I took as many classes from Stephen Graham Jones as I could while I was at CU Boulder. Though probably best known for his new novel Mongrels, Stephen has a ridiculously long list of short fiction publications, many of which are very short flash or experimental pieces. One night I went to a faculty reading, where he shared a brilliant little flash story, and admitted afterward that he had written it during the commercial break while watching Star Trek. After his section of the reading was over, he sat in the back of the room and scribbled a brand new story while one of the other professors read.

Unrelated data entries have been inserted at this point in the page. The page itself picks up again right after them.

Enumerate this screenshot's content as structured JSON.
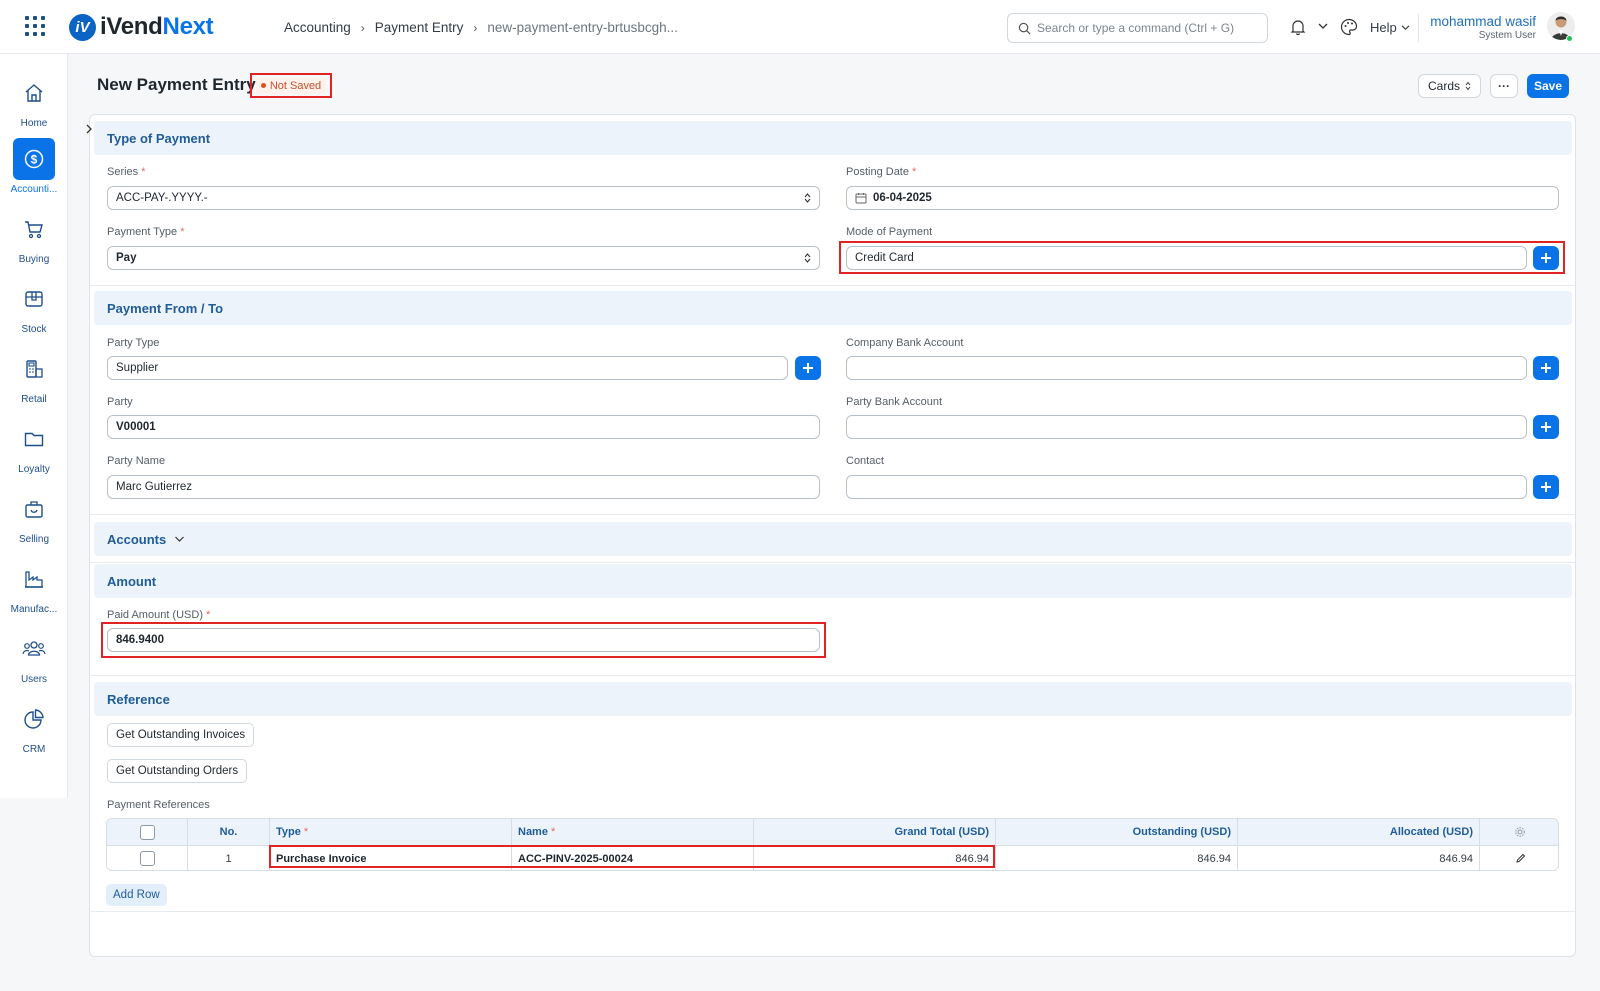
{
  "app": {
    "logo_first": "iVend",
    "logo_second": "Next",
    "logo_mark": "iV"
  },
  "breadcrumb": [
    "Accounting",
    "Payment Entry",
    "new-payment-entry-brtusbcgh..."
  ],
  "search": {
    "placeholder": "Search or type a command (Ctrl + G)"
  },
  "help_label": "Help",
  "user": {
    "name": "mohammad wasif",
    "role": "System User"
  },
  "sidebar": [
    {
      "label": "Home",
      "icon": "home-icon"
    },
    {
      "label": "Accounti...",
      "icon": "dollar-icon",
      "active": true
    },
    {
      "label": "Buying",
      "icon": "cart-icon"
    },
    {
      "label": "Stock",
      "icon": "box-icon"
    },
    {
      "label": "Retail",
      "icon": "pos-icon"
    },
    {
      "label": "Loyalty",
      "icon": "folder-icon"
    },
    {
      "label": "Selling",
      "icon": "bag-icon"
    },
    {
      "label": "Manufac...",
      "icon": "factory-icon"
    },
    {
      "label": "Users",
      "icon": "users-icon"
    },
    {
      "label": "CRM",
      "icon": "pie-icon"
    }
  ],
  "page": {
    "title": "New Payment Entry",
    "status": "Not Saved"
  },
  "actions": {
    "cards": "Cards",
    "more": "···",
    "save": "Save"
  },
  "sections": {
    "type_of_payment": "Type of Payment",
    "payment_from_to": "Payment From / To",
    "accounts": "Accounts",
    "amount": "Amount",
    "reference": "Reference"
  },
  "fields": {
    "series": {
      "label": "Series",
      "value": "ACC-PAY-.YYYY.-"
    },
    "posting_date": {
      "label": "Posting Date",
      "value": "06-04-2025"
    },
    "payment_type": {
      "label": "Payment Type",
      "value": "Pay"
    },
    "mode_of_payment": {
      "label": "Mode of Payment",
      "value": "Credit Card"
    },
    "party_type": {
      "label": "Party Type",
      "value": "Supplier"
    },
    "company_bank_account": {
      "label": "Company Bank Account",
      "value": ""
    },
    "party": {
      "label": "Party",
      "value": "V00001"
    },
    "party_bank_account": {
      "label": "Party Bank Account",
      "value": ""
    },
    "party_name": {
      "label": "Party Name",
      "value": "Marc Gutierrez"
    },
    "contact": {
      "label": "Contact",
      "value": ""
    },
    "paid_amount": {
      "label": "Paid Amount (USD)",
      "value": "846.9400"
    }
  },
  "reference": {
    "get_invoices": "Get Outstanding Invoices",
    "get_orders": "Get Outstanding Orders",
    "table_label": "Payment References",
    "columns": {
      "no": "No.",
      "type": "Type",
      "name": "Name",
      "grand_total": "Grand Total (USD)",
      "outstanding": "Outstanding (USD)",
      "allocated": "Allocated (USD)"
    },
    "rows": [
      {
        "no": "1",
        "type": "Purchase Invoice",
        "name": "ACC-PINV-2025-00024",
        "grand_total": "846.94",
        "outstanding": "846.94",
        "allocated": "846.94"
      }
    ],
    "add_row": "Add Row"
  },
  "colors": {
    "accent": "#0b73e8",
    "highlight": "#e02424",
    "section_bg": "#edf3fa"
  }
}
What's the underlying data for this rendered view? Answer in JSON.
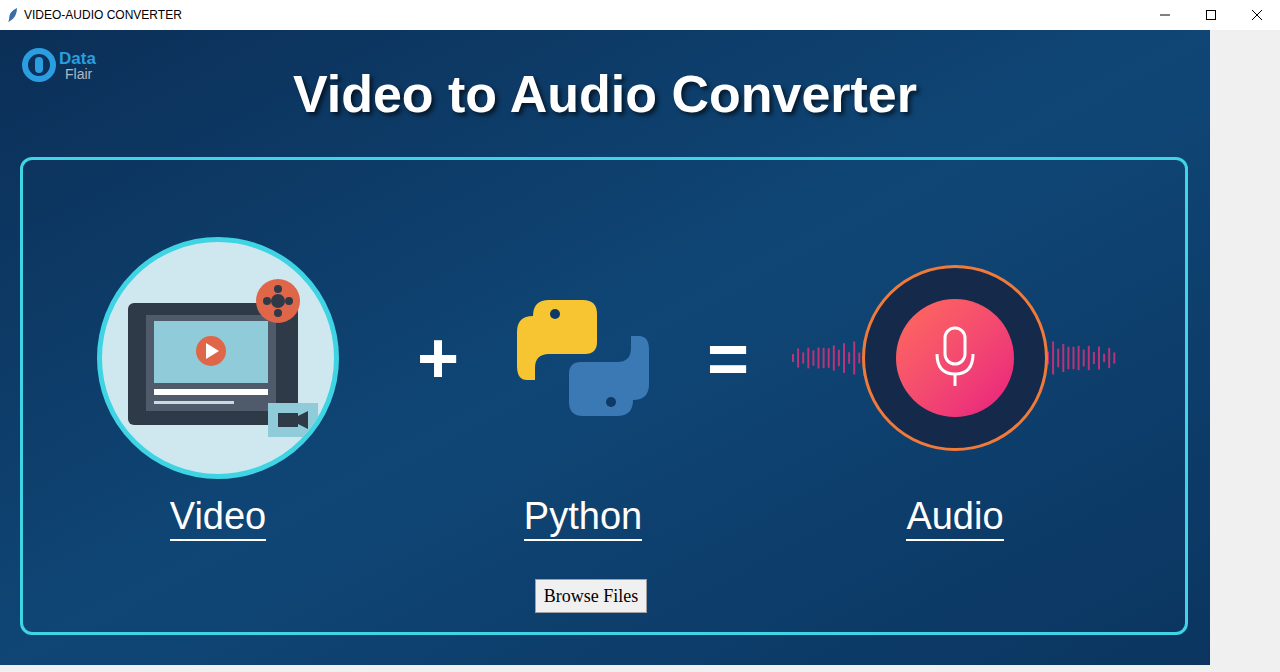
{
  "window": {
    "title": "VIDEO-AUDIO CONVERTER"
  },
  "logo": {
    "line1": "Data",
    "line2": "Flair"
  },
  "banner": {
    "title": "Video to Audio Converter"
  },
  "equation": [
    {
      "kind": "video",
      "label": "Video"
    },
    {
      "kind": "operator",
      "symbol": "+"
    },
    {
      "kind": "python",
      "label": "Python"
    },
    {
      "kind": "operator",
      "symbol": "="
    },
    {
      "kind": "audio",
      "label": "Audio"
    }
  ],
  "buttons": [
    "Browse Files"
  ]
}
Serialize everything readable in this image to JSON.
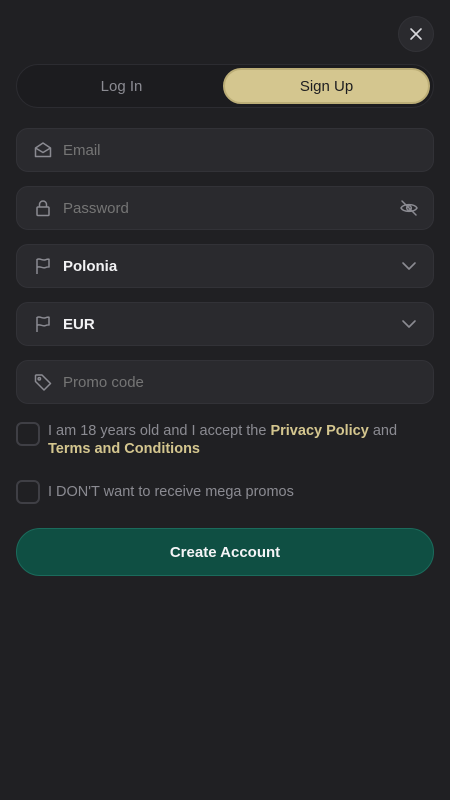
{
  "tabs": [
    {
      "label": "Log In",
      "active": false
    },
    {
      "label": "Sign Up",
      "active": true
    }
  ],
  "form": {
    "email": {
      "placeholder": "Email",
      "icon": "envelope-icon"
    },
    "password": {
      "placeholder": "Password",
      "icon": "lock-icon",
      "toggle_icon": "eye-off-icon"
    },
    "country": {
      "value": "Polonia",
      "icon": "flag-icon"
    },
    "currency": {
      "value": "EUR",
      "icon": "flag-icon"
    },
    "promo": {
      "placeholder": "Promo code",
      "icon": "tag-icon"
    }
  },
  "consent": {
    "prefix": "I am 18 years old and I accept the ",
    "privacy_link": "Privacy Policy",
    "middle": " and",
    "terms_link": "Terms and Conditions",
    "checked": false
  },
  "promos_optout": {
    "label": "I DON'T want to receive mega promos",
    "checked": false
  },
  "submit_label": "Create Account",
  "colors": {
    "background": "#202023",
    "accent": "#d4c68f",
    "button": "#0f4f43"
  }
}
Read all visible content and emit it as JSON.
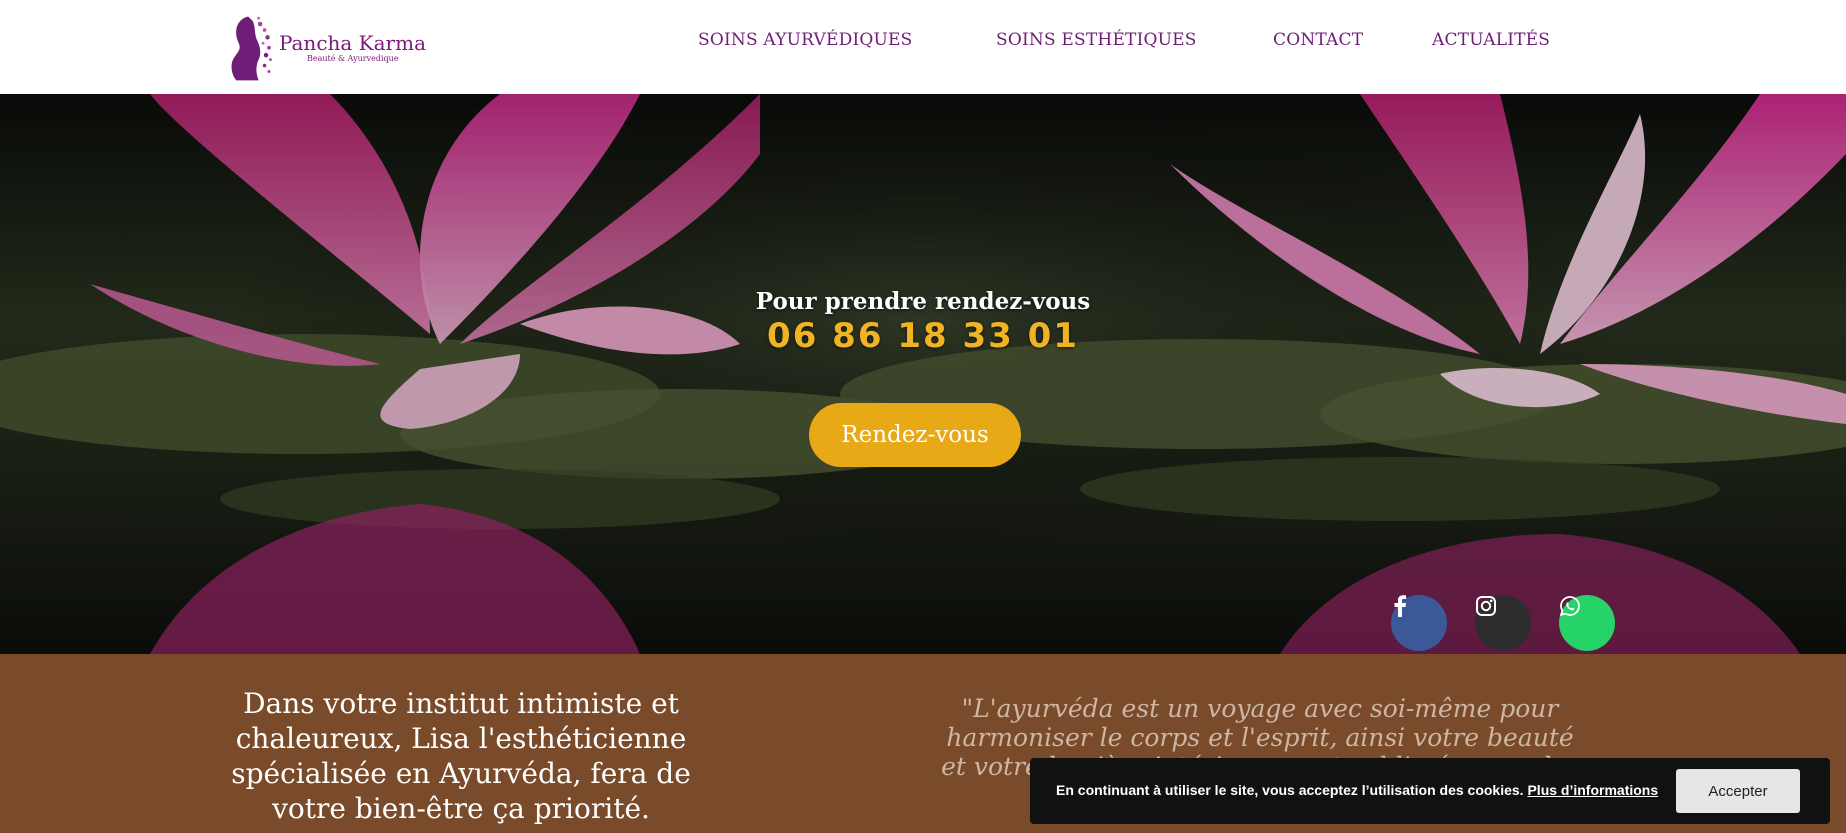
{
  "header": {
    "logo_name": "Pancha Karma",
    "logo_subtitle": "Beauté & Ayurvedique",
    "nav": [
      {
        "label": "SOINS AYURVÉDIQUES"
      },
      {
        "label": "SOINS ESTHÉTIQUES"
      },
      {
        "label": "CONTACT"
      },
      {
        "label": "ACTUALITÉS"
      }
    ]
  },
  "hero": {
    "label": "Pour prendre rendez-vous",
    "phone": "06 86 18 33 01",
    "button_label": "Rendez-vous",
    "social": [
      {
        "name": "facebook-icon",
        "color": "#3b5998"
      },
      {
        "name": "instagram-icon",
        "color": "#2d2d2d"
      },
      {
        "name": "whatsapp-icon",
        "color": "#25d366"
      }
    ]
  },
  "band": {
    "left_text": "Dans votre institut intimiste et chaleureux, Lisa l'esthéticienne spécialisée en Ayurvéda, fera de votre bien-être ça priorité.",
    "quote": "\"L'ayurvéda est un voyage avec soi-même pour harmoniser le corps et l'esprit, ainsi votre beauté et votre lumière intérieure sont sublimées par des soins naturels."
  },
  "cookie": {
    "text": "En continuant à utiliser le site, vous acceptez l’utilisation des cookies.",
    "link_label": "Plus d’informations",
    "accept_label": "Accepter"
  },
  "colors": {
    "brand_purple": "#7b1a78",
    "accent_gold": "#e8a916",
    "band_brown": "#7a4b2a"
  }
}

As a graduate student trying to balance classes, teaching, writing, and life, it was both frustrating and inspirational to see how he could squeeze writing in anytime and anywhere. So I decided to write a story on my bus ride home from that faculty reading. I would start it as soon as I sat down on the bus, and make sure I wrapped it up before my stop.
“It Pours” is that story.
This was still during the time when I was mostly using idiomatic expressions as prompts for stories (see my “Working Like a Dog” post for more on this), and so this title comes from the phrase “When it rains, it pours.”
The first drops fell before I noticed the clouds that had gathered in the corner of my bedroom. I heard them, a slow drip that I attributed to a leaky faucet, or to an overflowing bathtub from the upstairs neighbors that I heard fighting all the time. But when I dragged my eyes up to the ceiling, straining, my whole face pulled by the effort of it, I saw the cumulus bunched into the corner like a clump of dust. I watched it spread across my ceiling. Drops plunked on pant legs, dripped off my arms. I laid straight as a corpse on the bed and let it happen, until every inch was soaked.
A few months after "It Pours" appeared in The Cafe Irreal, I investigated a strange URL that was sending traffic to my website, and discovered that someone had translated this story into Vietnamese and posted it on some kind of Vietnamese online magazine. I know unauthorized translations are a big problem for some writers, but considering that I was paid a token amount for the original, and the Vietnamese site was nice enough to include my bio and link to my website, I couldn’t really complain. Google Translate tells me the way they translated the title meant “Rain in the Room.” I’ve lost the link now, or maybe they’ve taken it down, but it was kind of fun to know that this strange magic realist story I wrote on a bus ride found a few fans in an unexpected place.
I often think that I need long hours and perfect conditions to get any writing done, but I need to remember one of Stephen Graham Jones' biggest lessons: there are dozens of pauses in each day that could be filled with words.